Mr Lavrov said the US suggested the two sides could talk about limits on the deployment of intermediate-range missiles, restrictions on military drills and rules to prevent accidents between warships and aircraft.
He said that Russia proposed discussing those issues years ago, but Washington and its allies never took them up on it until now.
While welcoming Washington’s offers on confidence-building measures, he argued they are secondary to Russia’s main concerns about Nato.
He noted that international agreements say the security of one nation must not come at the expense of others, and that he would send letters to ask his western counterparts to explain their failure to respect that pledge.
“It will be hard for them to wiggle out from answering why they aren’t fulfilling the obligations sealed by their leaders not to strengthen their security at the expense of others,” he said, referring to a document signed at a 1999 summit of the Organisation for Security and Co-operation in Europe.
Washington has warned Moscow of devastating sanctions if it invades Ukraine, including penalties targeting senior Russian officials and key economic sectors.
Asked about possible sanctions, Mr Lavrov said Moscow had warned Washington that their introduction would amount to a complete severing of ties.
While Moscow and the West are mulling their next steps, Nato said it was bolstering its deterrence in the Baltic Sea region, and the US ordered 8,500 troops on higher alert for potential deployment to Europe.
Russia has launched military drills involving motorised infantry and artillery units in south-western Russia, warplanes in Kaliningrad on the Baltic Sea, and dozens of warships in the Black Sea and the Arctic.
Russian troops have also headed to Belarus for joint drills, raising western fears that Moscow could stage an attack on Ukraine from the north. The Ukrainian capital is just 50 miles from the border with Belarus.
Belarusian President Alexander Lukashenko said there will be no war unless Belarus or Russia come under attack, and accused the West of trying to “drown our Slavic brotherhood in blood”.
“The leaders of some countries have gone mad, they think they can win that war,” he said. “But there will be no victory, we will all lose.”
Ukrainian officials have repeatedly tried to project calm.
Mr Zelenskyy said the decision by the US, Britain, Australia, Germany and Canada to withdraw some of their diplomats and dependents from Kyiv was a “mistake”.
“Those were redundant steps that didn’t help,” he said.

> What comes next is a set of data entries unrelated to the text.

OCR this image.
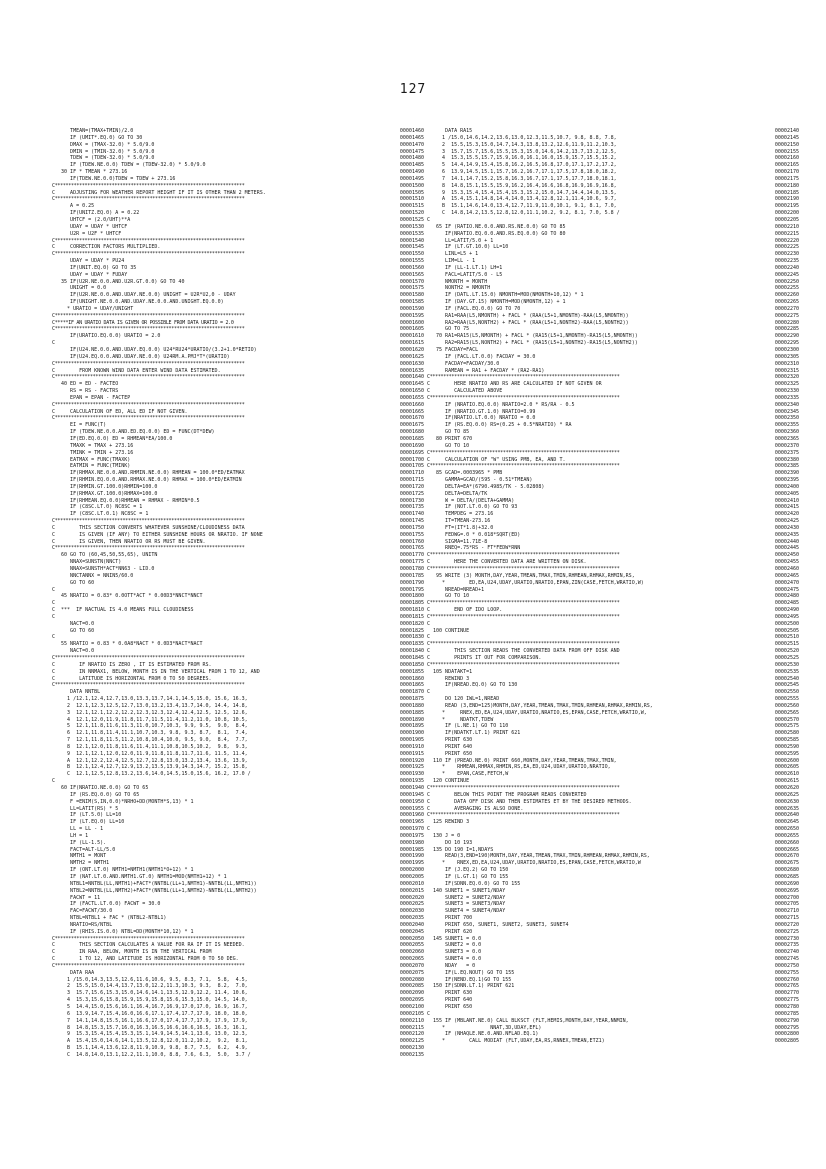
127
TMEAN=(TMAX+TMIN)/2.0	00001460
IF (UMIT*.EQ.0) GO TO 30	00001465
DMAX = (TMAX-32.0) * 5.0/9.0	00001470
DMIN = (TMIN-32.0) * 5.0/9.0	00001475
TDEW = (TDEW-32.0) * 5.0/9.0	00001480
IF (TDEW.NE.0.0) TDEW = (TDEW-32.0) * 5.0/9.0	00001485
30 IF * TMEAN * 273.16	00001490
IF(TDEW.NE.0.0)TDEW = TDEW + 273.16	00001495
C**********************************************************************	00001500
C     ADJUSTING FOR WEATHER REPORT HEIGHT IF IT IS OTHER THAN 2 METERS.	00001505
C**********************************************************************	00001510
A = 0.25	00001515
IF(UNITZ.EQ.0) A = 0.22	00001520
UHTCF = (2.0/UHT)**A	00001525
UDAY = UDAY * UHTCF	00001530
U2R = U2F * UHTCF	00001535
C**********************************************************************	00001540
C     CORRECTION FACTORS MULTIPLIED.	00001545
C**********************************************************************	00001550
UDAY = UDAY * PU24	00001555
IF(UNIT.EQ.0) GO TO 35	00001560
UDAY = UDAY * FUDAY	00001565
35 IF(U2R.NE.0.0.AND.U2R.GT.0.0) GO TO 40	00001570
UNIGHT = 0.0	00001575
IF(U2R.NE.0.0.AND.UDAY.NE.0.0) UNIGHT = U2R*U2,0 - UDAY	00001580
IF(UNIGHT.NE.0.0.AND.UDAY.NE.0.0.AND.UNIGHT.EQ.0.0)	00001585
* URATIO = UDAY/UNIGHT	00001590
C**********************************************************************	00001595
C*****IF AN URATIO DATA IS GIVEN OR POSSIBLE FROM DATA URATIO = 2.0	00001600
C**********************************************************************	00001605
IF(URATIO.EQ.0.0) URATIO = 2.0	00001610
C	00001615
IF(U24.NE.0.0.AND.UDAY.EQ.0.0) U24*RU24*URATIO/(3.2+1.0*RETIO)	00001620
IF(U24.EQ.0.0.AND.UDAY.NE.0.0) U24RM.A.PMJ*T*(URATIO)	00001625
C**********************************************************************	00001630
C        FROM KNOWN WIND DATA ENTER WIND DATA ESTIMATED.	00001635
C**********************************************************************	00001640
40 ED = ED - FACTEO	00001645
RS = RS - FACTRS	00001650
EPAN = EPAN - FACTEP	00001655
C**********************************************************************	00001660
C     CALCULATION OF ED, ALL ED IF NOT GIVEN.	00001665
C**********************************************************************	00001670
EI = FUNC(T)	00001675
IF (TDEW.NE.0.0.AND.ED.EQ.0.0) ED = FUNC(DT*DEW)	00001680
IF(ED.EQ.0.0) ED = RHMEAN*EA/100.0	00001685
TMAXK = TMAX + 273.16	00001690
TMINK = TMIN + 273.16	00001695
EATMAX = FUNC(TMAXK)	00001700
EATMIN = FUNC(TMINK)	00001705
IF(RHMAX.NE.0.0.AND.RHMIN.NE.0.0) RHMEAN = 100.0*ED/EATMAX	00001710
IF(RHMIN.EQ.0.0.AND.RHMAX.NE.0.0) RHMAX = 100.0*ED/EATMIN	00001715
IF(RHMIN.GT.100.0)RHMIN=100.0	00001720
IF(RHMAX.GT.100.0)RHMAX=100.0	00001725
IF(RHMEAN.EQ.0.0)RHMEAN = RHMAX - RHMIN*0.5	00001730
IF (C8SC.LT.0) NC8SC = 1	00001735
IF (C8SC.LT.0.1) NC8SC = 1	00001740
C**********************************************************************	00001745
C        THIS SECTION CONVERTS WHATEVER SUNSHINE/CLOUDINESS DATA	00001750
C        IS GIVEN (IF ANY) TO EITHER SUNSHINE HOURS OR NRATIO. IF NONE	00001755
C        IS GIVEN, THEN NRATIO OR RS MUST BE GIVEN.	00001760
C**********************************************************************	00001765
60 GO TO (60,45,50,55,65), UNITN	00001770
NNAX=SUNSTN(NNCT)	00001775
NNAX=SUNSTH*ACT*NN63 - LID.0	00001780
NNCTANNX = NNIN5/60.0	00001785
GO TO 60	00001790
C	00001795
45 NRATIO = 0.83* 0.0OTT*ACT * 0.00D3*NNCT*NNCT	00001800
C	00001805
C  ***  IF NACTUAL IS 4.0 MEANS FULL CLOUDINESS	00001810
C	00001815
NACT=0.0	00001820
GO TO 60	00001825
C	00001830
55 NRATIO = 0.83 * 0.0A8*NACT * 0.0D3*NACT*NACT	00001835
NACT=0.0	00001840
C**********************************************************************	00001845
C        IF NRATIO IS ZERO , IT IS ESTIMATED FROM RS.	00001850
C        IN NNMAX1, BELOW, MONTH IS IN THE VERTICAL FROM 1 TO 12, AND	00001855
C        LATITUDE IS HORIZONTAL FROM 0 TO 50 DEGREES.	00001860
C**********************************************************************	00001865
DATA NNTBL	00001870
1 /12.1,12.4,12.7,13.0,13.3,13.7,14.1,14.5,15.0, 15.6, 16.3,	00001875
2  12.1,12.3,12.5,12.7,13.0,13.2,13.4,13.7,14.0, 14.4, 14.8,	00001880
3  12.1,12.1,12.2,12.2,12.3,12.3,12.4,12.4,12.5, 12.5, 12.6,	00001885
4  12.1,12.0,11.9,11.8,11.7,11.5,11.4,11.2,11.0, 10.8, 10.5,	00001890
5  12.1,11.8,11.6,11.3,11.0,10.7,10.3, 9.9, 9.5,  9.0,  8.4,	00001895
6  12.1,11.8,11.4,11.1,10.7,10.3, 9.8, 9.3, 8.7,  8.1,  7.4,	00001900
7  12.1,11.8,11.5,11.2,10.8,10.4,10.0, 9.5, 9.0,  8.4,  7.7,	00001905
8  12.1,12.0,11.8,11.6,11.4,11.1,10.8,10.5,10.2,  9.8,  9.3,	00001910
9  12.1,12.1,12.0,12.0,11.9,11.8,11.8,11.7,11.6, 11.5, 11.4,	00001915
A  12.1,12.2,12.4,12.5,12.7,12.8,13.0,13.2,13.4, 13.6, 13.9,	00001920
B  12.1,12.4,12.7,12.9,13.2,13.5,13.9,14.3,14.7, 15.2, 15.8,	00001925
C  12.1,12.5,12.8,13.2,13.6,14.0,14.5,15.0,15.6, 16.2, 17.0 /	00001930
C	00001935
60 IF(NRATIO.NE.0.0) GO TO 65	00001940
IF (RS.EQ.0.0) GO TO 65	00001945
F =ENIM(S,IN,0.0)*NRHO+DD(MONTH*S,13) * 1	00001950
LL=LATIT(RS) * 5	00001955
IF (LT.5.0) LL=10	00001960
IF (LT.EQ.0) LL=10	00001965
LL = LL - 1	00001970
LH = 1	00001975
IF (LL-1.5).	00001980
FACT=ALT-LL/5.0	00001985
NMTH1 = MONT	00001990
NMTH2 = NMTH1	00001995
IF (ONT.LT.0) NMTH1=NMTH1(NMTH1*O+12) * 1	00002000
IF (NAT.LT.0.AND.NMTH1.GT.0) NMTH1=MOD(NMTH1+12) * 1	00002005
NTBL1=NNTBL(LL,NMTH1)+FACT*(NNTBL(LL+1,NMTH1)-NNTBL(LL,NMTH1))	00002010
NTBL2=NNTBL(LL,NMTH2)+FACT*(NNTBL(LL+1,NMTH2)-NNTBL(LL,NMTH2))	00002015
FACWT = 11	00002020
IF (FACTL.LT.0.0) FACWT = 30.0	00002025
FAC=FACWT/30.0	00002030
NTBL=NTBL1 + FAC * (NTBL2-NTBL1)	00002035
NRATIO=RS/NTBL	00002040
IF (RHIS.IS.0.0) NTBL=DD(MONTH*10,12) * 1	00002045
C**********************************************************************	00002050
C        THIS SECTION CALCULATES A VALUE FOR RA IF IT IS NEEDED.	00002055
C        IN RAA, BELOW, MONTH IS IN THE VERTICAL FROM	00002060
C        1 TO 12, AND LATITUDE IS HORIZONTAL FROM 0 TO 50 DEG.	00002065
C**********************************************************************	00002070
DATA RAA	00002075
1 /15.0,14.3,13.5,12.6,11.6,10.6, 9.5, 8.3, 7.1,  5.8,  4.5,	00002080
2  15.5,15.0,14.4,13.7,13.0,12.2,11.3,10.3, 9.3,  8.2,  7.0,	00002085
3  15.7,15.6,15.3,15.0,14.6,14.1,13.5,12.9,12.2, 11.4, 10.6,	00002090
4  15.3,15.6,15.8,15.9,15.9,15.8,15.6,15.3,15.0, 14.5, 14.0,	00002095
5  14.4,15.0,15.6,16.1,16.4,16.7,16.9,17.0,17.0, 16.9, 16.7,	00002100
6  13.9,14.7,15.4,16.0,16.6,17.1,17.4,17.7,17.9, 18.0, 18.0,	00002105
7  14.1,14.8,15.5,16.1,16.6,17.0,17.4,17.7,17.9, 17.9, 17.9,	00002110
8  14.8,15.3,15.7,16.0,16.3,16.5,16.6,16.6,16.5, 16.3, 16.1,	00002115
9  15.3,15.4,15.4,15.3,15.1,14.9,14.5,14.1,13.6, 13.0, 12.3,	00002120
A  15.4,15.0,14.6,14.1,13.5,12.8,12.0,11.2,10.2,  9.2,  8.1,	00002125
B  15.1,14.4,13.6,12.8,11.9,10.9, 9.8, 8.7, 7.5,  6.2,  4.9,	00002130
C  14.8,14.0,13.1,12.2,11.1,10.0, 8.8, 7.6, 6.3,  5.0,  3.7 /	00002135
DATA RA15	00002140
1 /15.0,14.6,14.2,13.6,13.0,12.3,11.5,10.7, 9.8, 8.8, 7.8,	00002145
2  15.5,15.3,15.0,14.7,14.3,13.8,13.2,12.6,11.9,11.2,10.3,	00002150
3  15.7,15.7,15.6,15.5,15.3,15.0,14.6,14.2,13.7,13.2,12.5,	00002155
4  15.3,15.5,15.7,15.9,16.0,16.1,16.0,15.9,15.7,15.5,15.2,	00002160
5  14.4,14.9,15.4,15.8,16.2,16.5,16.8,17.0,17.1,17.2,17.2,	00002165
6  13.9,14.5,15.1,15.7,16.2,16.7,17.1,17.5,17.8,18.0,18.2,	00002170
7  14.1,14.7,15.2,15.8,16.3,16.7,17.1,17.5,17.7,18.0,18.1,	00002175
8  14.8,15.1,15.5,15.9,16.2,16.4,16.6,16.8,16.9,16.9,16.8,	00002180
9  15.3,15.4,15.4,15.4,15.3,15.2,15.0,14.7,14.4,14.0,13.5,	00002185
A  15.4,15.1,14.8,14.4,14.0,13.4,12.8,12.1,11.4,10.6, 9.7,	00002190
B  15.1,14.6,14.0,13.4,12.7,11.9,11.0,10.1, 9.1, 8.1, 7.0,	00002195
C  14.8,14.2,13.5,12.8,12.0,11.1,10.2, 9.2, 8.1, 7.0, 5.8 /	00002200
C	00002205
65 IF (RATIO.NE.0.0.AND.RS.NE.0.0) GO TO 85	00002210
IF(NRATIO.EQ.0.0.AND.RS.EQ.0.0) GO TO 80	00002215
LL=LATIT/5.0 + 1	00002220
IF (LT.GT.10.0) LL=10	00002225
LINL=L5 + 1	00002230
LIM=LL - 1	00002235
IF (LL-1.LT.1) LH=1	00002240
FACL=LATIT/5.0 - L5	00002245
NMONTH = MONTH	00002250
NONTH2 = NMONTH	00002255
IF (DATL.LT.15.0) NMONTH=MOD(NMONTH+10,12) * 1	00002260
IF (DAY.GT.15) NMONTH=MOD(NMONTH,12) + 1	00002265
IF (FACL.EQ.0.0) GO TO 70	00002270
RA1=RAA(L5,NMONTH) + FACL * (RAA(L5+1,NMONTH)-RAA(L5,NMONTH))	00002275
RA2=RAA(L5,NONTH2) + FACL * (RAA(L5+1,NONTH2)-RAA(L5,NONTH2))	00002280
GO TO 75	00002285
70 RA1=RA15(L5,NMONTH) + FACL * (RA15(L5+1,NMONTH)-RA15(L5,NMONTH))	00002290
RA2=RA15(L5,NONTH2) + FACL * (RA15(L5+1,NONTH2)-RA15(L5,NONTH2))	00002295
75 FACDAY=FACL	00002300
IF (FACL.LT.0.0) FACDAY = 30.0	00002305
FACDAY=FACDAY/30.0	00002310
RAMEAN = RA1 + FACDAY * (RA2-RA1)	00002315
C**********************************************************************	00002320
C        HERE NRATIO AND RS ARE CALCULATED IF NOT GIVEN OR	00002325
C        CALCULATED ABOVE	00002330
C**********************************************************************	00002335
IF (NRATIO.EQ.0.0) NRATIO=2.0 * RS/RA - 0.5	00002340
IF (NRATIO.GT.1.0) NRATIO=0.99	00002345
IF(NRATIO.LT.0.0) NRATIO = 0.0	00002350
IF (RS.EQ.0.0) RS=(0.25 + 0.5*NRATIO) * RA	00002355
GO TO 85	00002360
80 PRINT 670	00002365
GO TO 10	00002370
C**********************************************************************	00002375
C     CALCULATION OF "W" USING PMB, EA, AND T.	00002380
C**********************************************************************	00002385
85 GCAD=.0003965 * PMB	00002390
GAMMA=GCAD/(595 - 0.51*TMEAN)	00002395
DELTA=EA*(6790.4985/TK - 5.02808)	00002400
DELTA=DELTA/TK	00002405
W = DELTA/(DELTA+GAMMA)	00002410
IF (NOT.LT.0.0) GO TO 93	00002415
TEMPDEG = 273.16	00002420
IT=TMEAN-273.16	00002425
FT=(IT*1.8)+32.0	00002430
FEDWG=.0 * 0.018*SQRT(ED)	00002435
SIGMA=11.71E-8	00002440
RNEQ=.75*RS - FT*FEDW*RNN	00002445
C**********************************************************************	00002450
C        HERE THE CONVERTED DATA ARE WRITTEN ON DISK.	00002455
C**********************************************************************	00002460
95 WRITE (3) MONTH,DAY,YEAR,TMEAN,TMAX,TMIN,RHMEAN,RHMAX,RHMIN,RS,	00002465
*        ED,EA,U24,UDAY,URATIO,NRATIO,EPAN,ZIN(CASE,FETCH,WRATIO,W)	00002470
NREAD=NREAD+1	00002475
GO TO 10	00002480
C**********************************************************************	00002485
C        END OF IDO LOOP.	00002490
C**********************************************************************	00002495
C	00002500
100 CONTINUE	00002505
C	00002510
C**********************************************************************	00002515
C        THIS SECTION READS THE CONVERTED DATA FROM OFF DISK AND	00002520
C        PRINTS IT OUT FOR COMPARISON.	00002525
C**********************************************************************	00002530
105 NDATAKT=1	00002535
REWIND 3	00002540
IF(NREAD.EQ.0) GO TO 130	00002545
C	00002550
DO 120 IWL=1,NREAD	00002555
READ (3,END=125)MONTH,DAY,YEAR,TMEAN,TMAX,TMIN,RHMEAN,RHMAX,RHMIN,RS,	00002560
*     RNEX,ED,EA,U24,UDAY,URATIO,NRATIO,ES,EPAN,CASE,FETCH,WRATIO,W,	00002565
*     NDATKT,TDEW	00002570
IF (L.NE.1) GO TO 110	00002575
IF(NDATKT.LT.1) PRINT 621	00002580
PRINT 630	00002585
PRINT 640	00002590
PRINT 650	00002595
110 IF (PREAD.NE.0) PRINT 660,MONTH,DAY,YEAR,TMEAN,TMAX,TMIN,	00002600
*    RHMEAN,RHMAX,RHMIN,RS,EA,ED,U24,UDAY,URATIO,NRATIO,	00002605
*    EPAN,CASE,FETCH,W	00002610
120 CONTINUE	00002615
C**********************************************************************	00002620
C        BELOW THIS POINT THE PROGRAM READS CONVERTED	00002625
C        DATA OFF DISK AND THEN ESTIMATES ET BY THE DESIRED METHODS.	00002630
C        AVERAGING IS ALSO DONE.	00002635
C**********************************************************************	00002640
125 REWIND 3	00002645
C	00002650
130 J = 0	00002655
DO 10 193	00002660
135 DO 190 I=1,NDAYS	00002665
READ(3,END=190)MONTH,DAY,YEAR,TMEAN,TMAX,TMIN,RHMEAN,RHMAX,RHMIN,RS,	00002670
*    RNEX,ED,EA,U24,UDAY,URATIO,NRATIO,ES,EPAN,CASE,FETCH,WRATIO,W	00002675
IF (J.EQ.2) GO TO 150	00002680
IF (L.GT.1) GO TO 155	00002685
IF(SDNN.EQ.0.0) GO TO 155	00002690
140 SUNET1 = SUNET1/NDAY	00002695
SUNET2 = SUNET2/NDAY	00002700
SUNET3 = SUNET3/NDAY	00002705
SUNET4 = SUNET4/NDAY	00002710
PRINT 700	00002715
PRINT 650, SUNET1, SUNET2, SUNET3, SUNET4	00002720
PRINT 620	00002725
145 SUNET1 = 0.0	00002730
SUNET2 = 0.0	00002735
SUNET3 = 0.0	00002740
SUNET4 = 0.0	00002745
NDAY   = 0	00002750
IF(L.EQ.NOUT) GO TO 155	00002755
IF(NEND.EQ.1)GO TO 155	00002760
150 IF(SDNN.LT.1) PRINT 621	00002765
PRINT 630	00002770
PRINT 640	00002775
PRINT 650	00002780
C	00002785
155 IF (MBLANT.NE.0) CALL BLKSCT (FLT,HEMIS,MONTH,DAY,YEAR,NNMIN,	00002790
*               NNAT,3D,UDAY,EFL)	00002795
IF (NHAQLE.NE.0.AND.NFLAD.EQ.1)	00002800
*        CALL MODIAT (FLT,UDAY,EA,RS,RNNEX,TMEAN,ETZ1)	00002805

He argued that internal destabilisation poses the greatest risk to the country, and bemoaned Nato’s failure to offer Ukraine a road map to membership, saying the alliance should state clearly if it does not plan to embrace Ukraine and not offer vague promises.
Mr Zelenskyy challenged the US warnings of an imminent Russian attack, insisting “we aren’t seeing any escalation bigger than before”, and charging that the Russian troop concentration could be part of Moscow’s attempts to exert “psychological pressure” and sow panic.